Yesterday was our 12 week checkup and so far everythings going great. The baby was hiding and we couldn't find the heartbeat so they did a quick ultrasound. YEAH!! We got to see little Tator. Baby is starting to look like something...
I've finally had to break down and buy maternity clothes. They are not comfortable at all. The jeans dig into your hips and the shirts tend to ride up on me. I think part of the problem is that I'm not quite big enough yet for them, but big enough that my regular clothes are pissing me off.

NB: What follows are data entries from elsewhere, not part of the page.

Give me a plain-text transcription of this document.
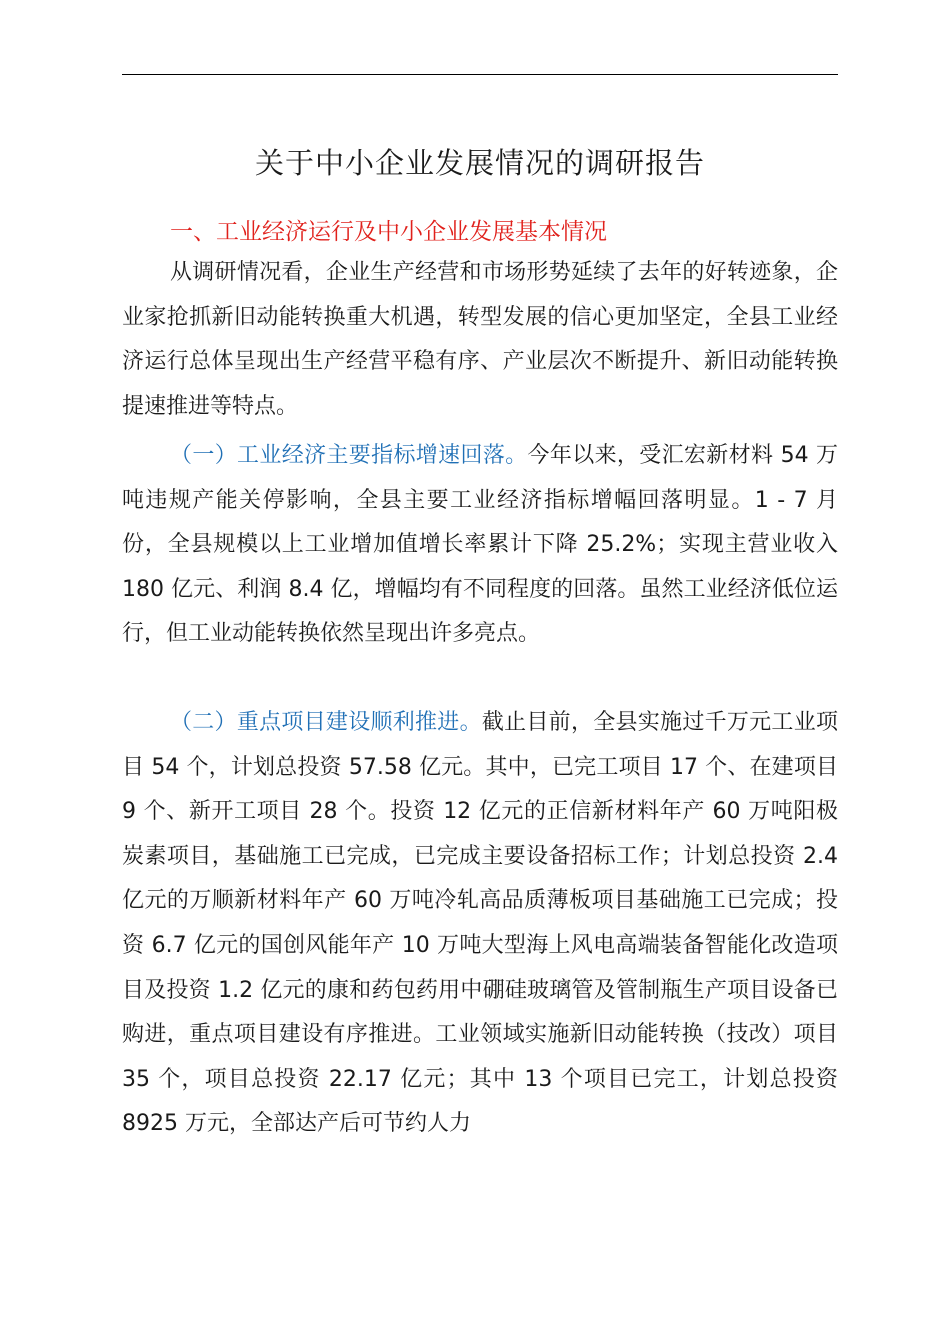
关于中小企业发展情况的调研报告
一、工业经济运行及中小企业发展基本情况

从调研情况看，企业生产经营和市场形势延续了去年的好转迹象，企业家抢抓新旧动能转换重大机遇，转型发展的信心更加坚定，全县工业经济运行总体呈现出生产经营平稳有序、产业层次不断提升、新旧动能转换提速推进等特点。

（一）工业经济主要指标增速回落。今年以来，受汇宏新材料 54 万吨违规产能关停影响，全县主要工业经济指标增幅回落明显。1 - 7 月份，全县规模以上工业增加值增长率累计下降 25.2%；实现主营业收入 180 亿元、利润 8.4 亿，增幅均有不同程度的回落。虽然工业经济低位运行，但工业动能转换依然呈现出许多亮点。

（二）重点项目建设顺利推进。截止目前，全县实施过千万元工业项目 54 个，计划总投资 57.58 亿元。其中，已完工项目 17 个、在建项目 9 个、新开工项目 28 个。投资 12 亿元的正信新材料年产 60 万吨阳极炭素项目，基础施工已完成，已完成主要设备招标工作；计划总投资 2.4 亿元的万顺新材料年产 60 万吨冷轧高品质薄板项目基础施工已完成；投资 6.7 亿元的国创风能年产 10 万吨大型海上风电高端装备智能化改造项目及投资 1.2 亿元的康和药包药用中硼硅玻璃管及管制瓶生产项目设备已购进，重点项目建设有序推进。工业领域实施新旧动能转换（技改）项目 35 个，项目总投资 22.17 亿元；其中 13 个项目已完工，计划总投资 8925 万元，全部达产后可节约人力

Why is it that when you are pregnant the "pregnancy police" come out? If I wanted your opinion I would have freaking asked. Strangers coming up to me and saying things like, " You know you are pregnant ( really?), why are you drinking soda?", " you shouldn't eat that, its loaded with nitrates.". I've talked to my doctor and a soda a day is okay, eating at Subway is not going to cause my unborn child to have some strange disease. Eating Peanut butter is not going to cause my child to be born with an allergic reaction. ( Okay, this could happen but the odds are about as good as Paris Hilton winning an Oscar.)
The Future
6 years ago
3 comments:
It just gets worse...wait until you get bigger and they start telling you how to raise the kid before its even born. That's fun!! But, they expect you to be fairly crabby so that's fun too. ha ha
And the oscar goes to...
Pari... Pa... I just can't bring myself to say it. It's just that ridiculous.
There's a shirt on thinkgeek.com that looks like a college shirt but the acronym is STFU - y'know, Shut The F*ck Up! I think I'd *so* wear that shirt now if I were pregnant.
Of course, seeing as how I already *have* four kids and am in the middle of a divorce, I'm sure I'd catch a LOTTA flack if I were to end up pregnant!